FORT WORTH (CBSDFW.COM) – During the latest dizzying days of stock drops and slides, Steve Blankenship has found himself glued to overwhelming amounts of information.

“Human emotions will take over eventually, even if you’re well trained and know the right things to do,” he said. “You can’t get away from the fear, and it will hit.”

With three kids at home and his own business to take care of, Blankenship is one of many thinking about how to take care of his money.

The instinct may be to put the money under the mattress right now, but experts are recommending the exact opposite.

Mike Mills, a financial planner in Southlake, is instead giving clients familiar advice: Don’t get emotional, stick with your plan, and put more money in, taking advantage of the downturn by buying things cheap.

“Rarely is selling after you’ve been punched in the gut, or feel like you‘ve been punched in the gut, result in a lot of gains,” he said.
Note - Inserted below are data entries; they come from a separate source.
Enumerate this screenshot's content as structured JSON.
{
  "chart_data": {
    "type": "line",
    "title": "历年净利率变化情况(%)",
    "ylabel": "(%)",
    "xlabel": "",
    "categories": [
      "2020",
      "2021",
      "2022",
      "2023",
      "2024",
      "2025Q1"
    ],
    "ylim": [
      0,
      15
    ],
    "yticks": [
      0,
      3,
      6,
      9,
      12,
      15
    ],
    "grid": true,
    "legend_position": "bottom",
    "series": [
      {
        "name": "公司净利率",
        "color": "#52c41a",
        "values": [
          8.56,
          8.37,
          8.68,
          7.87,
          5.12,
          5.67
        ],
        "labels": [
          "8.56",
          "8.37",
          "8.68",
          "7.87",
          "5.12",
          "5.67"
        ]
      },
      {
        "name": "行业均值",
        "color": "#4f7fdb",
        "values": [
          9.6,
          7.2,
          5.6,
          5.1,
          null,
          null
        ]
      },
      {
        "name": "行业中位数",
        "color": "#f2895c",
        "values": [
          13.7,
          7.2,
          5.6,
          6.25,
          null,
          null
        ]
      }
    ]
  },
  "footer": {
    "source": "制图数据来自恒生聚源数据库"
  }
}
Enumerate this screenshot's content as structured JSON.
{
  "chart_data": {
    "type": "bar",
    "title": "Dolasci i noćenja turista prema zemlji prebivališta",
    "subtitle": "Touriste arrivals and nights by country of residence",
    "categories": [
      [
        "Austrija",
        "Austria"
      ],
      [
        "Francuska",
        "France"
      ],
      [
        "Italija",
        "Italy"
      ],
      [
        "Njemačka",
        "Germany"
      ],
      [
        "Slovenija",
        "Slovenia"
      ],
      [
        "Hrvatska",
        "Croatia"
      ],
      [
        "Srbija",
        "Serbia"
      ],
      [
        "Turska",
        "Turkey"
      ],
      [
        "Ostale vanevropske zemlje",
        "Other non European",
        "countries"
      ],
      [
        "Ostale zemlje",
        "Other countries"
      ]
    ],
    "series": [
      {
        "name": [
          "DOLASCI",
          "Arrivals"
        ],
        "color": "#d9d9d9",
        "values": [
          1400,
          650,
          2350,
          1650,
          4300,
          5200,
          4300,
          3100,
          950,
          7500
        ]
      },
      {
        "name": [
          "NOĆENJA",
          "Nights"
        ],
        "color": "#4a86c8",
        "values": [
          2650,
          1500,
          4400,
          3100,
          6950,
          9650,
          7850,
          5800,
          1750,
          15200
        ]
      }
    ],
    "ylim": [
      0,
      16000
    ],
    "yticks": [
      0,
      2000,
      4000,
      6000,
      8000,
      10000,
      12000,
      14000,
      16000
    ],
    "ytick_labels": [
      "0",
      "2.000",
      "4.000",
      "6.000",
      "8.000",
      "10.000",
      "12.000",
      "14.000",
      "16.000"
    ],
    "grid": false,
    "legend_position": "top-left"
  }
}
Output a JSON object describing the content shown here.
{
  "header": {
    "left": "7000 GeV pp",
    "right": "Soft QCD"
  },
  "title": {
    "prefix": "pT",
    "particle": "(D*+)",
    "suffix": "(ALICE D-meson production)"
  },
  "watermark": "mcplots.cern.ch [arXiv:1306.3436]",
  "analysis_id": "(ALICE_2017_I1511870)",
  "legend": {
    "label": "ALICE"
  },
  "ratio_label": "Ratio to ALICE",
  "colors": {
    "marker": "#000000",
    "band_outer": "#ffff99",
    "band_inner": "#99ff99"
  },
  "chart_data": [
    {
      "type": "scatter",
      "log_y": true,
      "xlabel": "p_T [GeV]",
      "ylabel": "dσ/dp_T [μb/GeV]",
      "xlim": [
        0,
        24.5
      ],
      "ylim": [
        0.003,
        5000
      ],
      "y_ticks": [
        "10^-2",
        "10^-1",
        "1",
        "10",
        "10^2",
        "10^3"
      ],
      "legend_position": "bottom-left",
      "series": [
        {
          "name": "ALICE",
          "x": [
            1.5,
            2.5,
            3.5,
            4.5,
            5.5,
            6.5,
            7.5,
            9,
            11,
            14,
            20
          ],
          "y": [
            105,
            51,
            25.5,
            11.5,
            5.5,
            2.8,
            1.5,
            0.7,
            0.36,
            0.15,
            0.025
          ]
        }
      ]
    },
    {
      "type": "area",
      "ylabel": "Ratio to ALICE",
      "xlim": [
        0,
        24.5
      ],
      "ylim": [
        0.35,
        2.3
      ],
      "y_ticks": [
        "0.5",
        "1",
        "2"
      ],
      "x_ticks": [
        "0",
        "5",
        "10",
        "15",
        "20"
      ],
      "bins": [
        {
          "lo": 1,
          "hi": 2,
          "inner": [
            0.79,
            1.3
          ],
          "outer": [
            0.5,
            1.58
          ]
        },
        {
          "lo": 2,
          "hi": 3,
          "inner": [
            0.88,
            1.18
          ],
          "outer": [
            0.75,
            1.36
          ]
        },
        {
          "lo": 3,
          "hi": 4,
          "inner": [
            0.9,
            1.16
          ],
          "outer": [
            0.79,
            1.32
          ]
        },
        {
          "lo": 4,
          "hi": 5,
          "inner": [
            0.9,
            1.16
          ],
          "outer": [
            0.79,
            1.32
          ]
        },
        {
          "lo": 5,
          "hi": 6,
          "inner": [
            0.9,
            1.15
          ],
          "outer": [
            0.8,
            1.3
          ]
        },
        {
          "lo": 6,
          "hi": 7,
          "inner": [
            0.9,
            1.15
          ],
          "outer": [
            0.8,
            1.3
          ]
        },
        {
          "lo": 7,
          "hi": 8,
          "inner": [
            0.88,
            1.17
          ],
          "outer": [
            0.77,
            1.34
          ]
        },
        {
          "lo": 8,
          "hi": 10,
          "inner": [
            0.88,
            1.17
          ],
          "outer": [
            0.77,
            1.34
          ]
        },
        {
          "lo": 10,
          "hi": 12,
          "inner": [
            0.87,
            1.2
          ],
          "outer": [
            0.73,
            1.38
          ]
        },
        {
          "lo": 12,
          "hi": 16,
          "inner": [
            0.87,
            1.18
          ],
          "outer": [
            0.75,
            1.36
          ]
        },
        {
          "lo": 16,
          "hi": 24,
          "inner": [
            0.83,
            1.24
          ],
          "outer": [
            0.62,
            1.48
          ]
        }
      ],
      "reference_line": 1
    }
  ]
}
Mills said adding money during periods of volatility ends up working in your favor when stocks recover.

Blankenship agrees with the experts. But he should know: He is one of those experts. Blankenship is a financial planner at Heritage Planning in Grapevine.

More specifically, he says, don’t get greedy and stay away from individual stocks, and with economy sectors that can take unpredictable hits.

He’s telling investors to focus on broad funds by following the big indexes that are more stable and likely to go back up.

“You take out the home run hitting ability, but you also take out the strike out ability as well,” he said.